Elle entreprend une tâche périlleuse: nous expliquer comment le porno est fabriqué à l’heure des « tubes », c’est-à-dire ces gigantesques plateformes (Youporn, Pornhub, Xvideos, etc) qui distillent gratuitement des vidéos professionnelles ou faussement amatrices. Avec tous la même recette, des formats courts répertoriés par des mots-clefs ou "tags" qui correspondent aux pratiques recherchées ou aux stéréotypes féminins – très caricaturaux, parfois avilissants – appréciés. Ils représentent aujourd’hui 95% de la consommation de films pour adultes.

Oubliée l’époque des stars du X célèbres et grassement rémunérées, celle de Brigitte Lahaie ou plus proche des débuts de Clara Morgane. La production montrée dans Pornocratie n’a plus rien de glamour. L'Ovidie enquêtrice se rend d’abord en Bulgarie, haut-lieu de tournage où des réalisateurs, autrefois aisés, filment des scènes avec de petites caméras au poing, montent et réalisent du début jusqu’à la fin par souci d’économies. Ici les actrices, toutes originaires des pays de l’Est, acceptent des pratiques de plus en plus osées pour des salaires cassés.

Un business cassé par la piraterie et la gratuité

Pour Ovidie, la faute revient d’abord à la piraterie et la gratuité des contenus qui ont enclenché une destruction de la valeur des productions. La quantité des vidéos tournées ou regardées a modifié profondément ce business, comme celui de la presse ou de la musique à une époque à l'heure d'Internet.

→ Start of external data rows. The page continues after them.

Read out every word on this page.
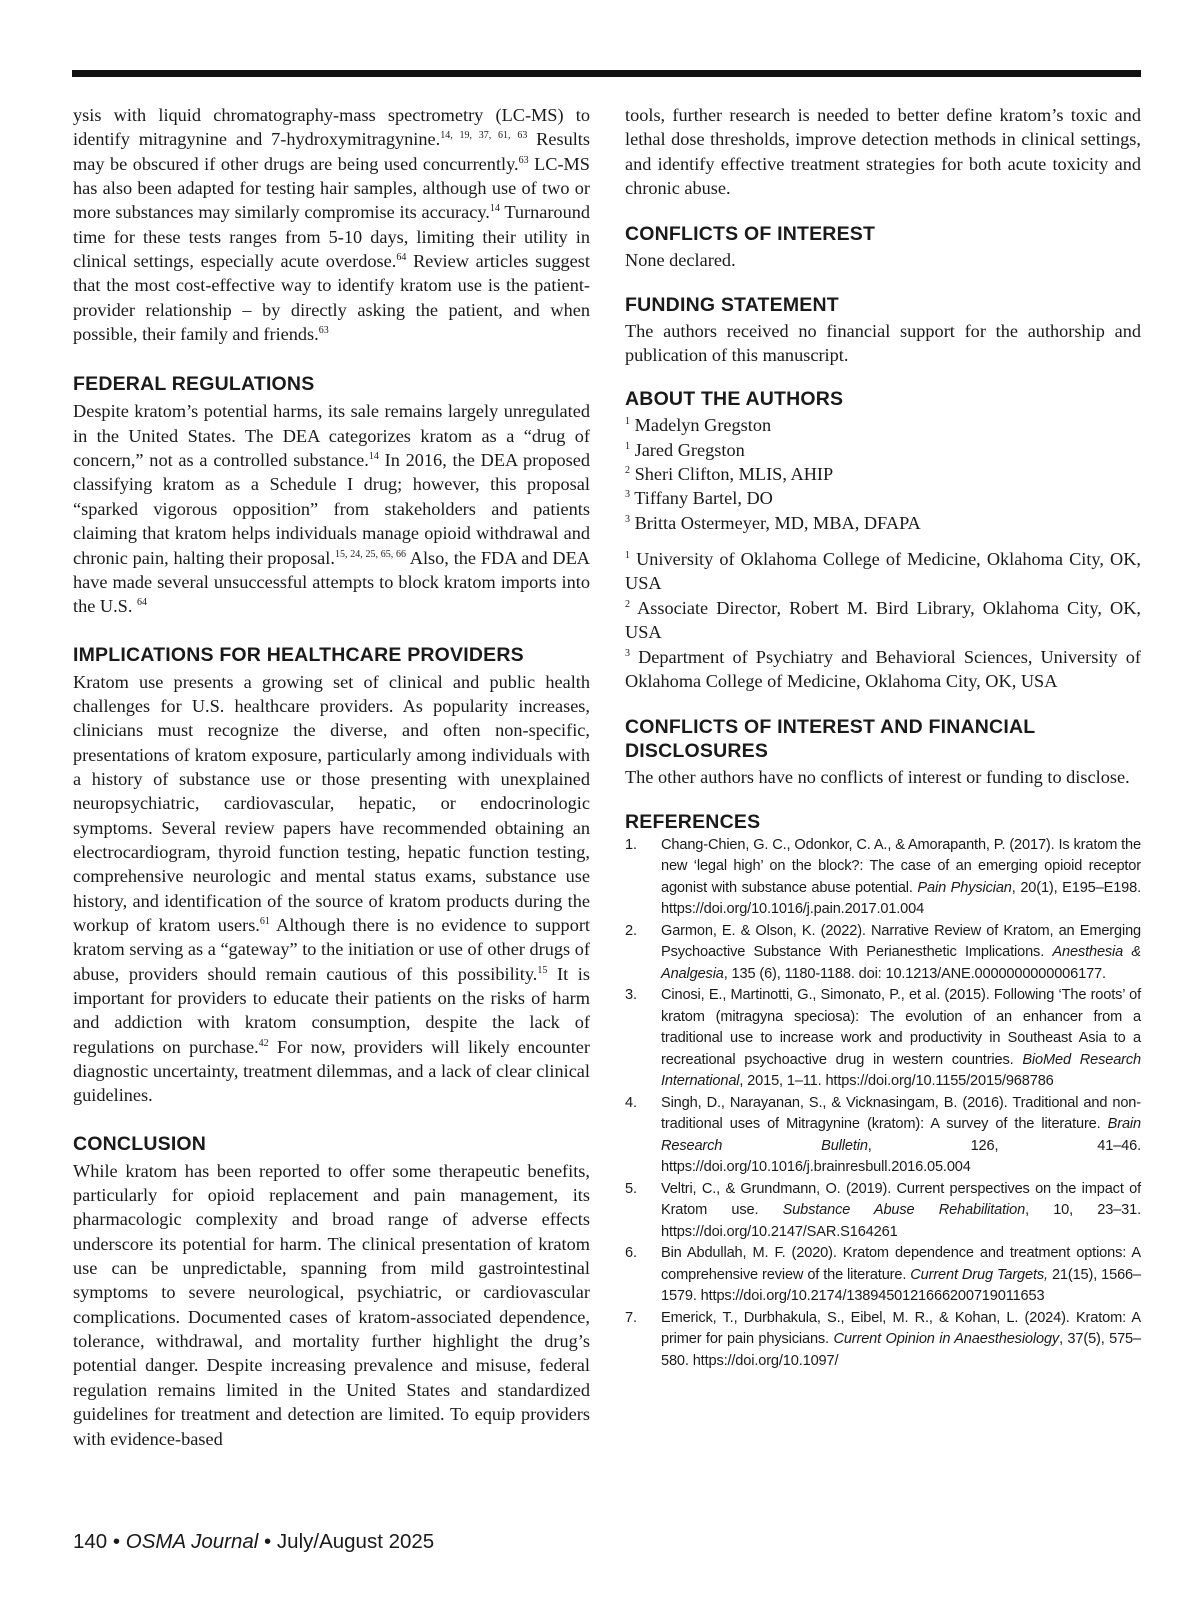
ysis with liquid chromatography-mass spectrometry (LC-MS) to identify mitragynine and 7-hydroxymitragynine.$^{14, 19, 37, 61, 63}$ Results may be obscured if other drugs are being used concurrently.$^{63}$ LC-MS has also been adapted for testing hair samples, although use of two or more substances may similarly compromise its accuracy.$^{14}$ Turnaround time for these tests ranges from 5-10 days, limiting their utility in clinical settings, especially acute overdose.$^{64}$ Review articles suggest that the most cost-effective way to identify kratom use is the patient-provider relationship – by directly asking the patient, and when possible, their family and friends.$^{63}$

FEDERAL REGULATIONS

Despite kratom’s potential harms, its sale remains largely unregulated in the United States. The DEA categorizes kratom as a “drug of concern,” not as a controlled substance.$^{14}$ In 2016, the DEA proposed classifying kratom as a Schedule I drug; however, this proposal “sparked vigorous opposition” from stakeholders and patients claiming that kratom helps individuals manage opioid withdrawal and chronic pain, halting their proposal.$^{15, 24, 25, 65, 66}$ Also, the FDA and DEA have made several unsuccessful attempts to block kratom imports into the U.S. $^{64}$

IMPLICATIONS FOR HEALTHCARE PROVIDERS

Kratom use presents a growing set of clinical and public health challenges for U.S. healthcare providers. As popularity increases, clinicians must recognize the diverse, and often non-specific, presentations of kratom exposure, particularly among individuals with a history of substance use or those presenting with unexplained neuropsychiatric, cardiovascular, hepatic, or endocrinologic symptoms. Several review papers have recommended obtaining an electrocardiogram, thyroid function testing, hepatic function testing, comprehensive neurologic and mental status exams, substance use history, and identification of the source of kratom products during the workup of kratom users.$^{61}$ Although there is no evidence to support kratom serving as a “gateway” to the initiation or use of other drugs of abuse, providers should remain cautious of this possibility.$^{15}$ It is important for providers to educate their patients on the risks of harm and addiction with kratom consumption, despite the lack of regulations on purchase.$^{42}$ For now, providers will likely encounter diagnostic uncertainty, treatment dilemmas, and a lack of clear clinical guidelines.

CONCLUSION

While kratom has been reported to offer some therapeutic benefits, particularly for opioid replacement and pain management, its pharmacologic complexity and broad range of adverse effects underscore its potential for harm. The clinical presentation of kratom use can be unpredictable, spanning from mild gastrointestinal symptoms to severe neurological, psychiatric, or cardiovascular complications. Documented cases of kratom-associated dependence, tolerance, withdrawal, and mortality further highlight the drug’s potential danger. Despite increasing prevalence and misuse, federal regulation remains limited in the United States and standardized guidelines for treatment and detection are limited. To equip providers with evidence-based

tools, further research is needed to better define kratom’s toxic and lethal dose thresholds, improve detection methods in clinical settings, and identify effective treatment strategies for both acute toxicity and chronic abuse.

CONFLICTS OF INTEREST

None declared.

FUNDING STATEMENT

The authors received no financial support for the authorship and publication of this manuscript.

ABOUT THE AUTHORS
$^1$ Madelyn Gregston
$^1$ Jared Gregston
$^2$ Sheri Clifton, MLIS, AHIP
$^3$ Tiffany Bartel, DO
$^3$ Britta Ostermeyer, MD, MBA, DFAPA

$^1$ University of Oklahoma College of Medicine, Oklahoma City, OK, USA

$^2$ Associate Director, Robert M. Bird Library, Oklahoma City, OK, USA

$^3$ Department of Psychiatry and Behavioral Sciences, University of Oklahoma College of Medicine, Oklahoma City, OK, USA

CONFLICTS OF INTEREST AND FINANCIAL DISCLOSURES

The other authors have no conflicts of interest or funding to disclose.

REFERENCES
1. Chang-Chien, G. C., Odonkor, C. A., & Amorapanth, P. (2017). Is kratom the new ‘legal high’ on the block?: The case of an emerging opioid receptor agonist with substance abuse potential. Pain Physician, 20(1), E195–E198. https://doi.org/10.1016/j.pain.2017.01.004
2. Garmon, E. & Olson, K. (2022). Narrative Review of Kratom, an Emerging Psychoactive Substance With Perianesthetic Implications. Anesthesia & Analgesia, 135 (6), 1180-1188. doi: 10.1213/ANE.0000000000006177.
3. Cinosi, E., Martinotti, G., Simonato, P., et al. (2015). Following ‘The roots’ of kratom (mitragyna speciosa): The evolution of an enhancer from a traditional use to increase work and productivity in Southeast Asia to a recreational psychoactive drug in western countries. BioMed Research International, 2015, 1–11. https://doi.org/10.1155/2015/968786
4. Singh, D., Narayanan, S., & Vicknasingam, B. (2016). Traditional and non-traditional uses of Mitragynine (kratom): A survey of the literature. Brain Research Bulletin, 126, 41–46. https://doi.org/10.1016/j.brainresbull.2016.05.004
5. Veltri, C., & Grundmann, O. (2019). Current perspectives on the impact of Kratom use. Substance Abuse Rehabilitation, 10, 23–31. https://doi.org/10.2147/SAR.S164261
6. Bin Abdullah, M. F. (2020). Kratom dependence and treatment options: A comprehensive review of the literature. Current Drug Targets, 21(15), 1566–1579. https://doi.org/10.2174/1389450121666200719011653
7. Emerick, T., Durbhakula, S., Eibel, M. R., & Kohan, L. (2024). Kratom: A primer for pain physicians. Current Opinion in Anaesthesiology, 37(5), 575–580. https://doi.org/10.1097/
140 • OSMA Journal • July/August 2025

« A partir de cette époque (le milieu des années 2000), les cadences ont augmenté, on se levait à 6 heures du matin pour finir parfois à 2 heures du matin. On était des machines capitalistes », témoigne Stoya, une performeuse américaine qui jouit d’une petite notoriété. « Nos virements venaient d’Afrique du Sud, d’Irlande, les producteurs qu’on rencontrait avaient de faux accents grecs. Rien n’avait de sens ».

Surtout, Ovidie tente de décrire « la pieuvre » qui détient le quasi-monopole de cette industrie, une multinationale peu connue du grand public et dirigée par une poignée de geeks. En 2006, un certain J-T crée YouPorn, qui devient bientôt le 26ème site le plus visité au monde. Il est racheté par Fabien Thylmann, un informaticien allemand stratège qui avale aussi des studios de production américains et transforme le groupe en Manwin, la première multinationale du X… Avant d’être arrêté pour fraude fiscale en 2012. Le groupe mute ensuite en Mindgeek, société basée au Luxembourg, dont l’activité principale est de vendre du trafic web à d’autres sociétés du même groupe basées dans d’autres pays. Les trois plus grosses sociétés mondiales sont « hébergées dans des paradis fiscaux », raconte Grégory Dorcel, patron de la boite de production française du même nom.

De là, il n’y a qu’un pas pour qu’Ovidie évoque la piste du « blanchiment d’argent ». Mais faute d’avoir pu récupérer la bonne documentation ou retracer les montages fiscaux avec précision, sa thèse pèche par manque de preuves. Elle évoque simplement une petite condamnation à Atlanta visant les dirigeants et qui n’a pas eu de suite.

La croisade d’Ovidie est de montrer l’envers du décor, ses côtés les plus trashs, dans l’espoir de changer le regard des consommateurs et d’améliorer les conditions de production et de travail de toute la chaîne. Surtout des actrices qu’elle décrit comme des « proies ». Son parti pris est très clair, choc, noir. Elle l'incarne en se mettant elle-même en scène, la mine triste et exaspérée. Le documentaire qui en ressort est fort et rythmé, efficace pour toucher le spectateur. Il manque cependant de nuances: les tubes sont accusés de tous les maux. La réalisatrice n’évoque pas l’inertie des boites de production, leur incapacité à se réinventer, à innover dans les scénarios ou les modes de financement, ni à utiliser les fâcheux tubes pour conquérir de nouveaux clients. Première étape pour comprendre ce secteur économique, Pornocratie ressemble à une goutte d’eau dans un océan. Une petite goutte d’eau face à la pieuvre qu’elle est sensée affronter.

Pornocratie, réalisé par Ovidie et produit par Magnéto presse, mercredi 18 janvier à 21h sur Canal+, 90 minutes. Déconseillé aux moins de 16 ans.